How to Measure or Detect It

Situational-question RAG hallucination needs context-aware grading:

  • Faithfulness: 0–1 score for whether the answer is supported by retrieved chunks under the user’s specific context.
  • ContextRelevance: scores whether retrieved chunks actually match the user-context-conditioned question.
  • HallucinationScore: composite signal that compares the response to the reference-correct answer for the given context.
  • MultiHopReasoning: catches situational answers that require condition-then-rule synthesis.
  • ChunkAttribution: surfaces the specific clause the response cited; mismatches between cited clause and user context flag failures.
  • Per-context-cohort eval-fail-rate: the regression dashboard sliced by the conditioning dimension.
from fi.evals import Faithfulness, ContextRelevance, HallucinationScore

faith = Faithfulness()
ctx = ContextRelevance()
hallu = HallucinationScore()

result = faith.evaluate(
    input="I'm on EU enterprise — when does my refund window expire?",
    output=generated_answer,
    context=retrieved_chunks,
)
print(result.score, result.reason)

Common Mistakes

  • One eval cohort that ignores user context. Pass-rate looks fine globally and hides catastrophic per-cohort regressions.
  • Letting user context live only in the prompt without entering eval. Eval has to know the conditioning dimensions to score correctly.
  • Trusting Faithfulness alone. A confident answer can be faithful to one chunk but wrong for the user’s situation; pair with MultiHopReasoning.
  • No post-guardrail on context-sensitive routes. Route situational queries through a runtime grounding check before serving.
  • Skipping retest after corpus updates. A new policy clause can change the right answer for a single cohort and silently regress.

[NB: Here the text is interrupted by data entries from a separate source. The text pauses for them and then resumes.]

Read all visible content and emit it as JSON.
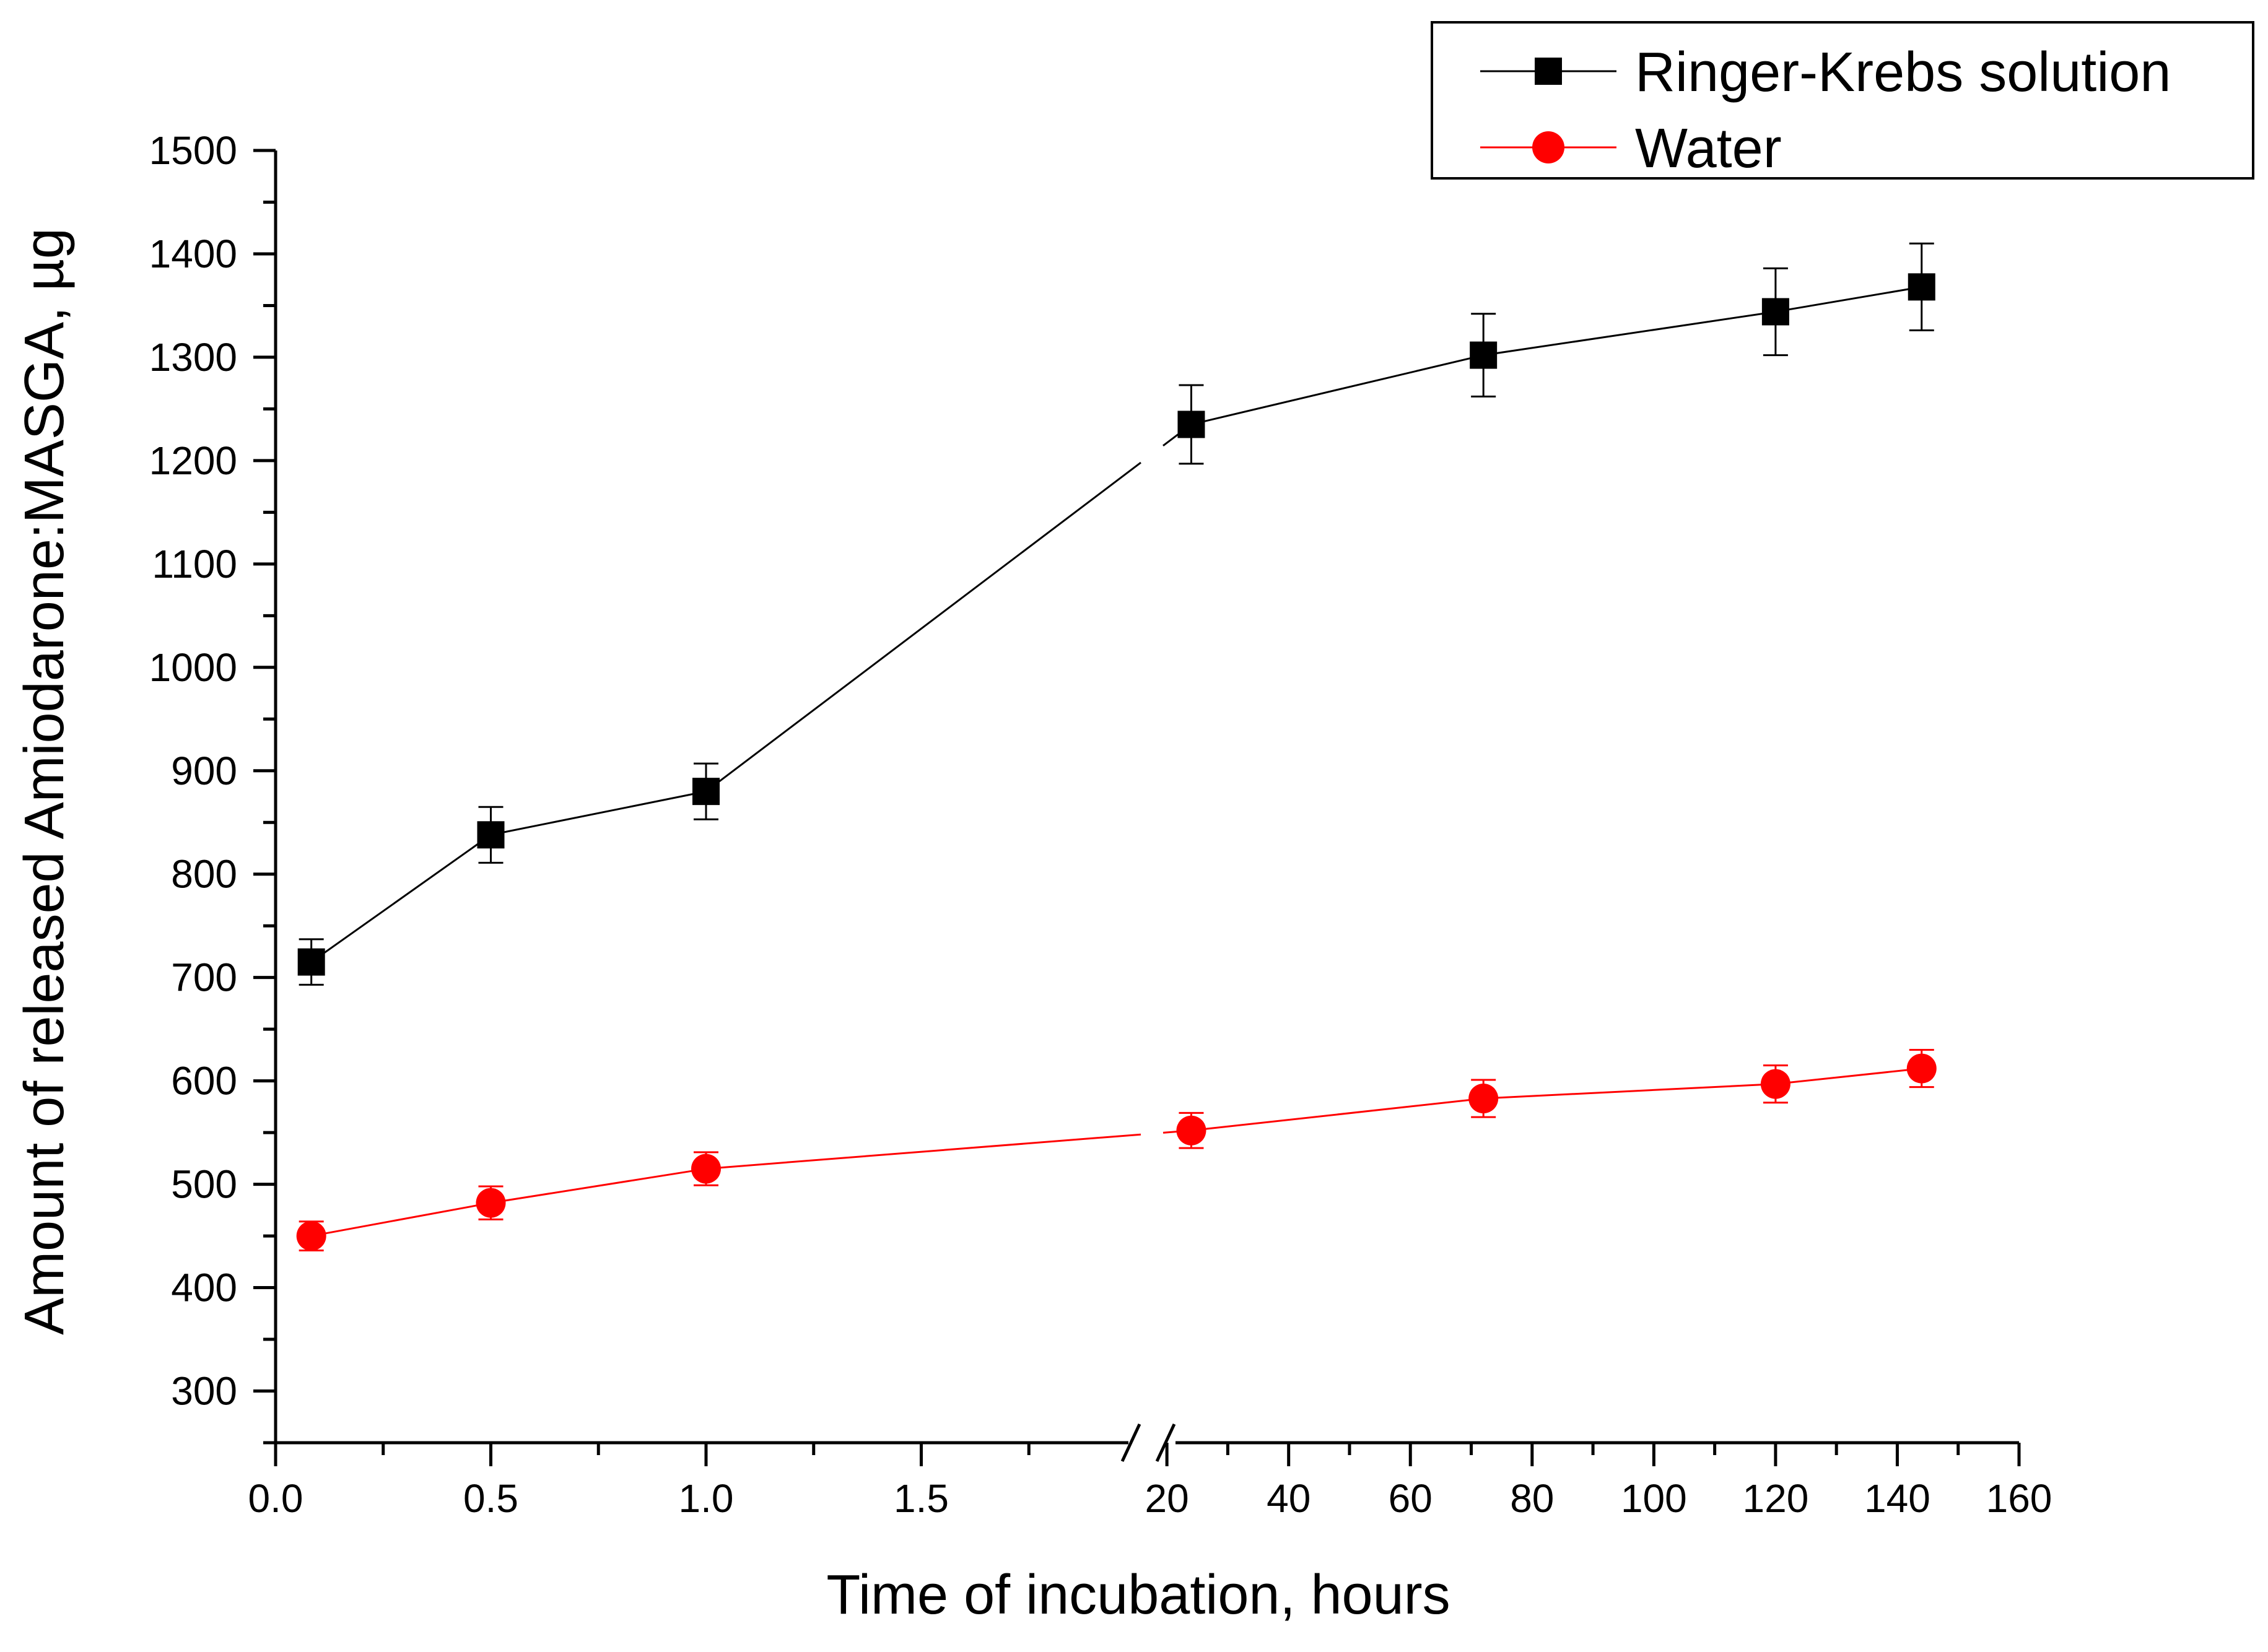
{
  "chart_data": {
    "type": "line",
    "title": "",
    "xlabel": "Time of incubation, hours",
    "ylabel": "Amount of released Amiodarone:MASGA, µg",
    "ylim": [
      250,
      1500
    ],
    "yticks": [
      300,
      400,
      500,
      600,
      700,
      800,
      900,
      1000,
      1100,
      1200,
      1300,
      1400,
      1500
    ],
    "x_axis_break": true,
    "x_segments": [
      {
        "range": [
          0,
          2.0
        ],
        "ticks": [
          0.0,
          0.5,
          1.0,
          1.5
        ],
        "tick_labels": [
          "0.0",
          "0.5",
          "1.0",
          "1.5"
        ]
      },
      {
        "range": [
          15,
          160
        ],
        "ticks": [
          20,
          40,
          60,
          80,
          100,
          120,
          140,
          160
        ],
        "tick_labels": [
          "20",
          "40",
          "60",
          "80",
          "100",
          "120",
          "140",
          "160"
        ]
      }
    ],
    "x": [
      0.083,
      0.5,
      1.0,
      24,
      72,
      120,
      144
    ],
    "series": [
      {
        "name": "Ringer-Krebs solution",
        "color": "#000000",
        "marker": "square",
        "values": [
          715,
          838,
          880,
          1235,
          1302,
          1344,
          1368
        ],
        "errors": [
          22,
          27,
          27,
          38,
          40,
          42,
          42
        ]
      },
      {
        "name": "Water",
        "color": "#ff0000",
        "marker": "circle",
        "values": [
          450,
          482,
          515,
          552,
          583,
          597,
          612
        ],
        "errors": [
          14,
          16,
          16,
          17,
          18,
          18,
          18
        ]
      }
    ],
    "legend": {
      "position": "top-right",
      "entries": [
        "Ringer-Krebs solution",
        "Water"
      ]
    }
  }
}
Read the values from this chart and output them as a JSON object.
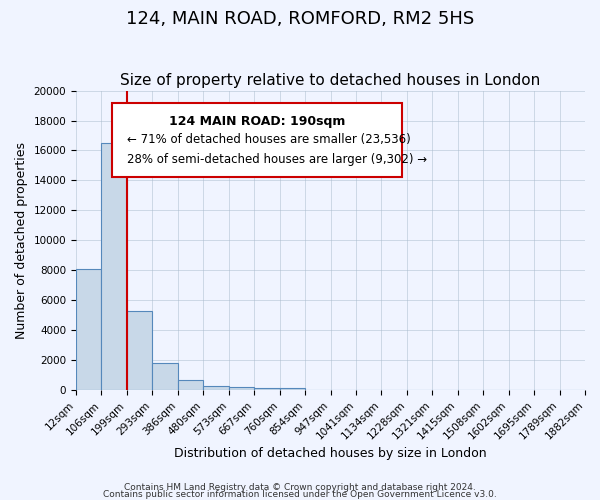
{
  "title": "124, MAIN ROAD, ROMFORD, RM2 5HS",
  "subtitle": "Size of property relative to detached houses in London",
  "xlabel": "Distribution of detached houses by size in London",
  "ylabel": "Number of detached properties",
  "bar_values": [
    8100,
    16500,
    5300,
    1800,
    700,
    300,
    200,
    150,
    150,
    0,
    0,
    0,
    0,
    0,
    0,
    0,
    0,
    0,
    0,
    0
  ],
  "bar_labels": [
    "12sqm",
    "106sqm",
    "199sqm",
    "293sqm",
    "386sqm",
    "480sqm",
    "573sqm",
    "667sqm",
    "760sqm",
    "854sqm",
    "947sqm",
    "1041sqm",
    "1134sqm",
    "1228sqm",
    "1321sqm",
    "1415sqm",
    "1508sqm",
    "1602sqm",
    "1695sqm",
    "1789sqm",
    "1882sqm"
  ],
  "bar_color": "#c8d8e8",
  "bar_edge_color": "#5588bb",
  "bar_edge_width": 0.8,
  "red_line_x": 2,
  "red_line_color": "#cc0000",
  "ylim": [
    0,
    20000
  ],
  "yticks": [
    0,
    2000,
    4000,
    6000,
    8000,
    10000,
    12000,
    14000,
    16000,
    18000,
    20000
  ],
  "annotation_title": "124 MAIN ROAD: 190sqm",
  "annotation_line1": "← 71% of detached houses are smaller (23,536)",
  "annotation_line2": "28% of semi-detached houses are larger (9,302) →",
  "annotation_box_color": "#ffffff",
  "annotation_box_edge": "#cc0000",
  "bg_color": "#f0f4ff",
  "footer_line1": "Contains HM Land Registry data © Crown copyright and database right 2024.",
  "footer_line2": "Contains public sector information licensed under the Open Government Licence v3.0.",
  "title_fontsize": 13,
  "subtitle_fontsize": 11,
  "axis_label_fontsize": 9,
  "tick_fontsize": 7.5
}
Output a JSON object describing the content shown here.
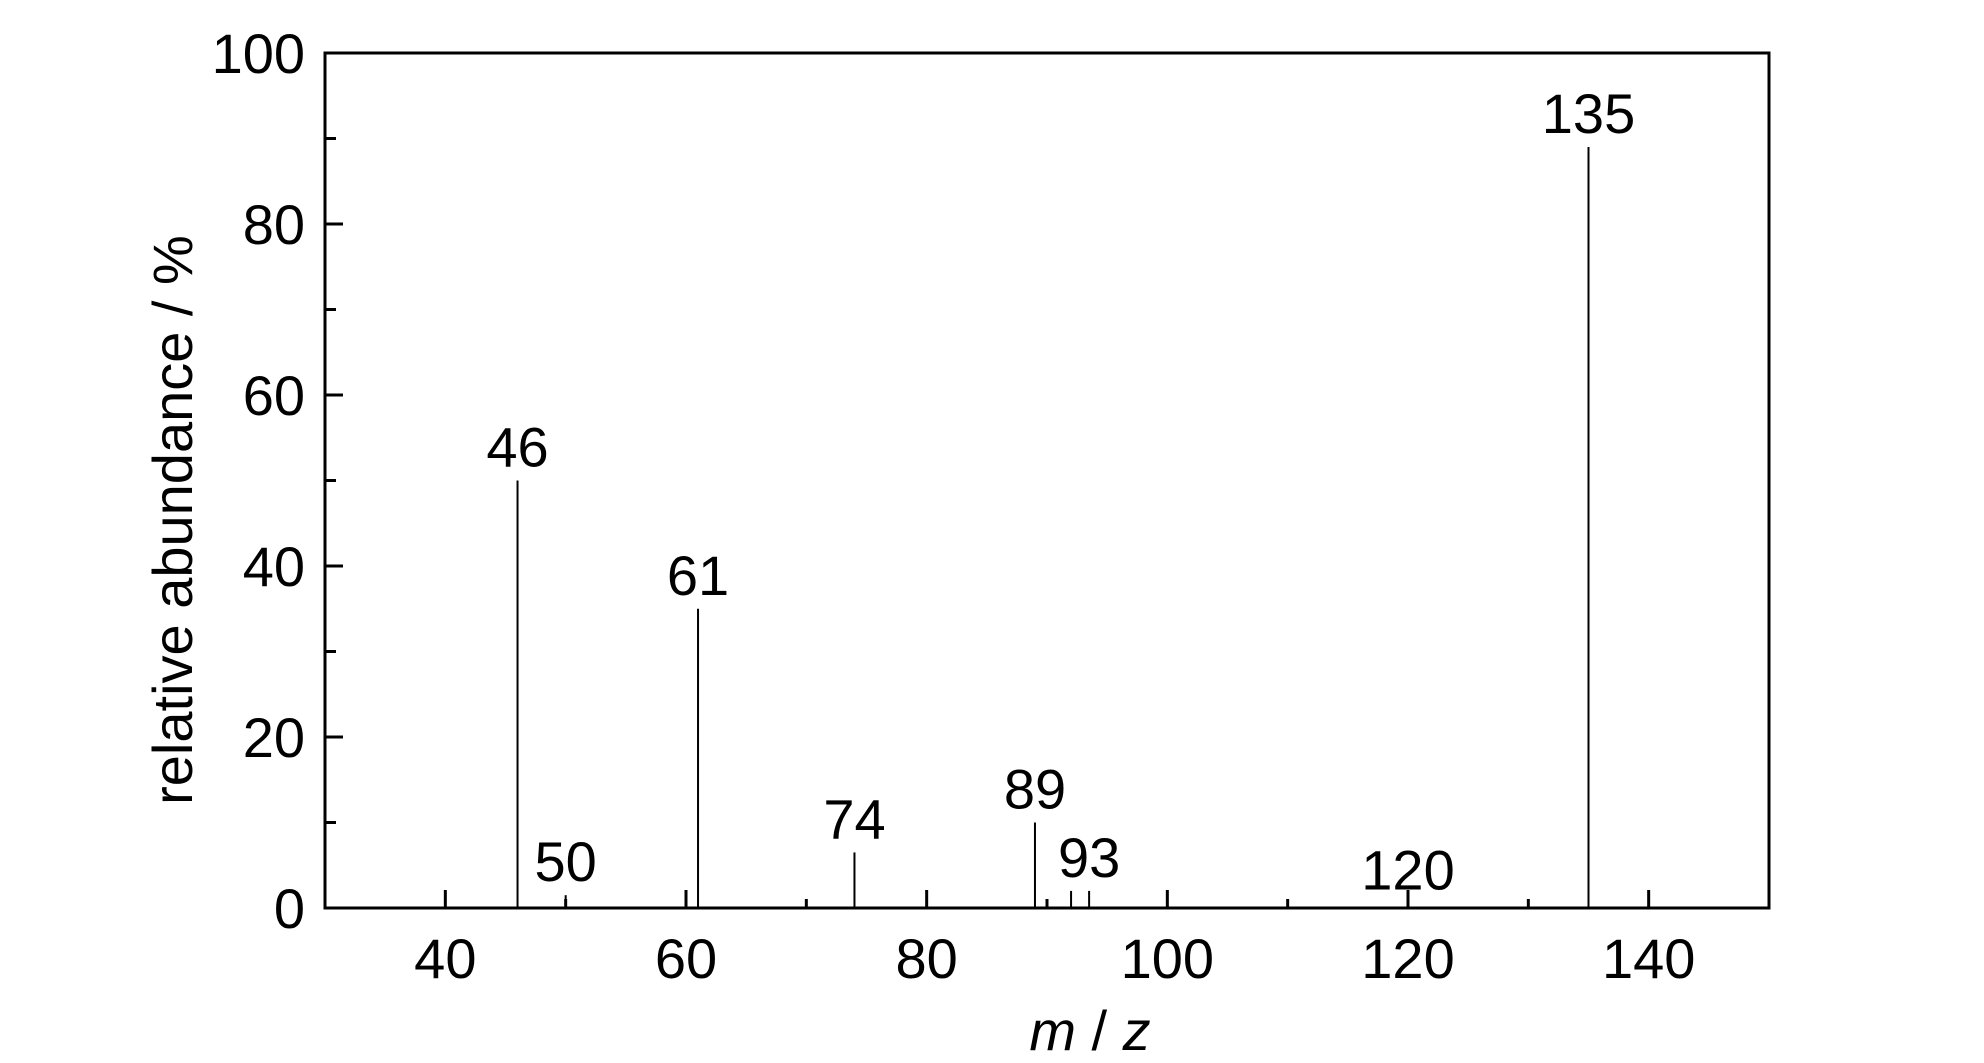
{
  "chart_data": {
    "type": "bar",
    "title": "",
    "xlabel": {
      "m": "m",
      "sep": " / ",
      "z": "z"
    },
    "ylabel": "relative abundance / %",
    "xlim": [
      30,
      150
    ],
    "ylim": [
      0,
      100
    ],
    "x_ticks": [
      40,
      60,
      80,
      100,
      120,
      140
    ],
    "x_tick_labels": [
      "40",
      "60",
      "80",
      "100",
      "120",
      "140"
    ],
    "x_minor_ticks": [
      50,
      70,
      90,
      110,
      130
    ],
    "y_ticks": [
      0,
      20,
      40,
      60,
      80,
      100
    ],
    "y_tick_labels": [
      "0",
      "20",
      "40",
      "60",
      "80",
      "100"
    ],
    "y_minor_ticks": [
      10,
      30,
      50,
      70,
      90
    ],
    "grid": false,
    "series": [
      {
        "peaks": [
          {
            "x": 46,
            "y": 50,
            "label": "46"
          },
          {
            "x": 50,
            "y": 1.5,
            "label": "50"
          },
          {
            "x": 61,
            "y": 35,
            "label": "61"
          },
          {
            "x": 74,
            "y": 6.5,
            "label": "74"
          },
          {
            "x": 89,
            "y": 10,
            "label": "89"
          },
          {
            "x": 92,
            "y": 2,
            "label": ""
          },
          {
            "x": 93.5,
            "y": 2,
            "label": "93"
          },
          {
            "x": 120,
            "y": 0.5,
            "label": "120"
          },
          {
            "x": 135,
            "y": 89,
            "label": "135"
          }
        ]
      }
    ]
  }
}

Frequently Asked Questions

What is a RAGET situational-question hallucination attack?

It is a RAG-evaluation test case from the RAGET taxonomy that probes whether a RAG system hallucinates on context-conditional questions where the answer depends on user-supplied facts like region, account tier, or jurisdiction.

How is it different from a complex-question attack?

Complex questions test multi-hop synthesis across the corpus. Situational questions test whether the system correctly conditions on user context. same corpus, different right answer depending on who is asking.

How does FutureAGI catch RAGET situational-question failures?

FutureAGI runs Faithfulness, ContextRelevance, and HallucinationScore on every RAG response, with situational test cases that vary user context as part of the regression eval gating each release.